A healthy puppy will be one that does not wince at human contact and instead jumps up to lick your hand or check you out. A lack of inquisitiveness can mean the dog is sick or has a lower intelligence.

Before selecting the puppy you should also examine it physically. First figure out or ask whether it is a boy or a girl. A healthy puppy should have a slightly plump rebounded tummy. There should be no fleas or sores on its body or bald patches in its fur. The eyes should be clear with no watery discharge or reddish looking streaks alongside its nose. It’s ears shoulder clean and pink, and the puppy should not be sniffling or sneezing

Never pick up or handle a puppy that is less than three weeks old! It is fragile; needs its mom and you could injure its delicate body with too much manhandling. Let it alone so it does not develop a fear of humans.

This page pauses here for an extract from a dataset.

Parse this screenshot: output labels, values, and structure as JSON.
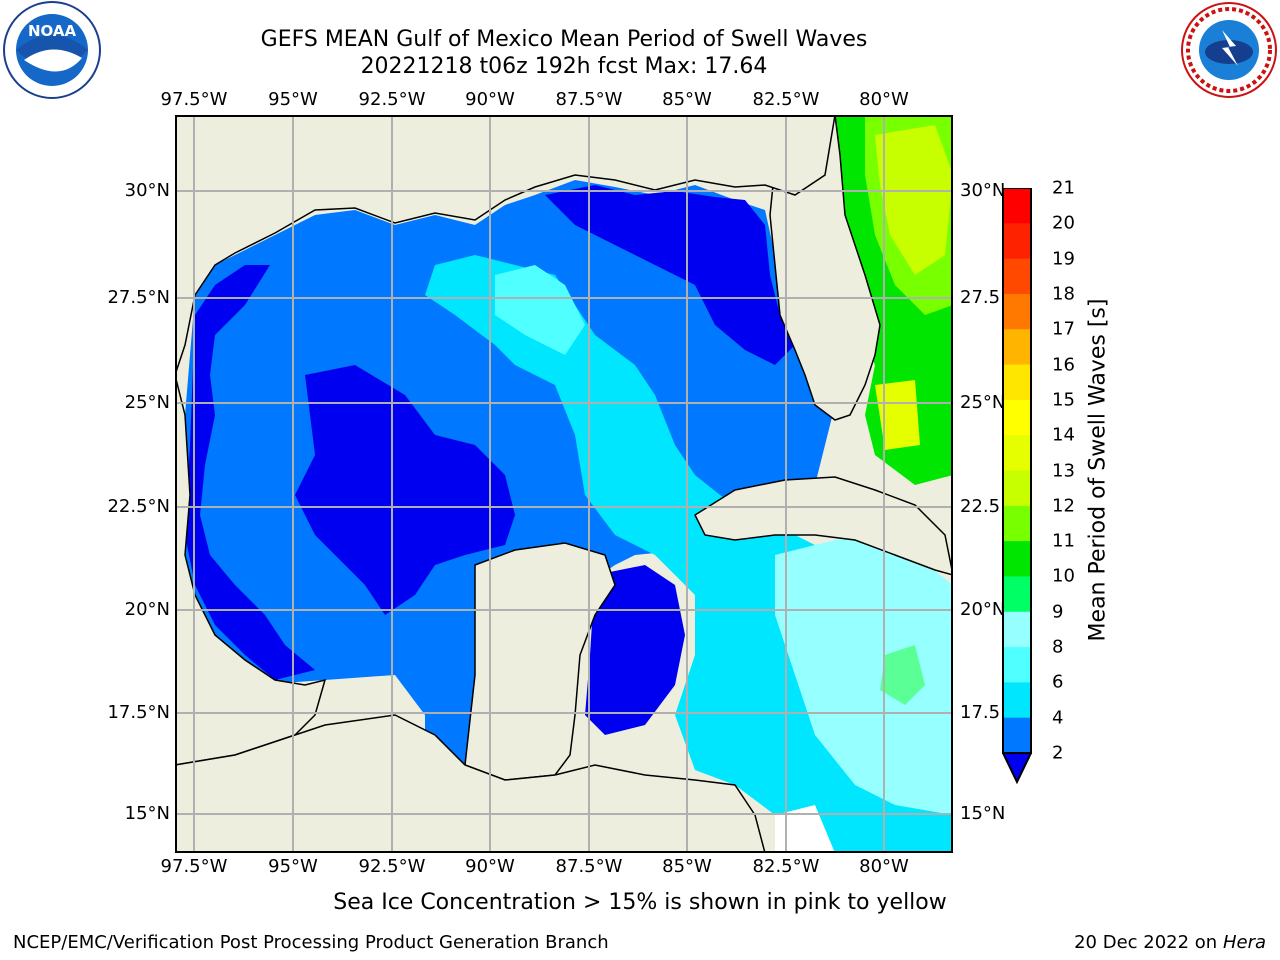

During each visit, observe the puppies as a group and take note of the different personalities. Characteristics worth noting include activity level, social interactions, vocalizations and the puppy’s response to a visitor. Puppies that are shy, retiring or snap at you are not good choices for pets.

Beware of a puppy that repeatedly mouths and claws at a visitor’s hands. This puppy might have dominant or aggressive traits that might make it difficult to get along with as it gets older.

There is still much to learn about how we can predict adult behavior from the behavior of a puppy (or a puppy). However, personality traits do appear over the course of days or weeks, even during a single introduction, and can help you decide whether a particular puppy would be a good match for your lifestyle.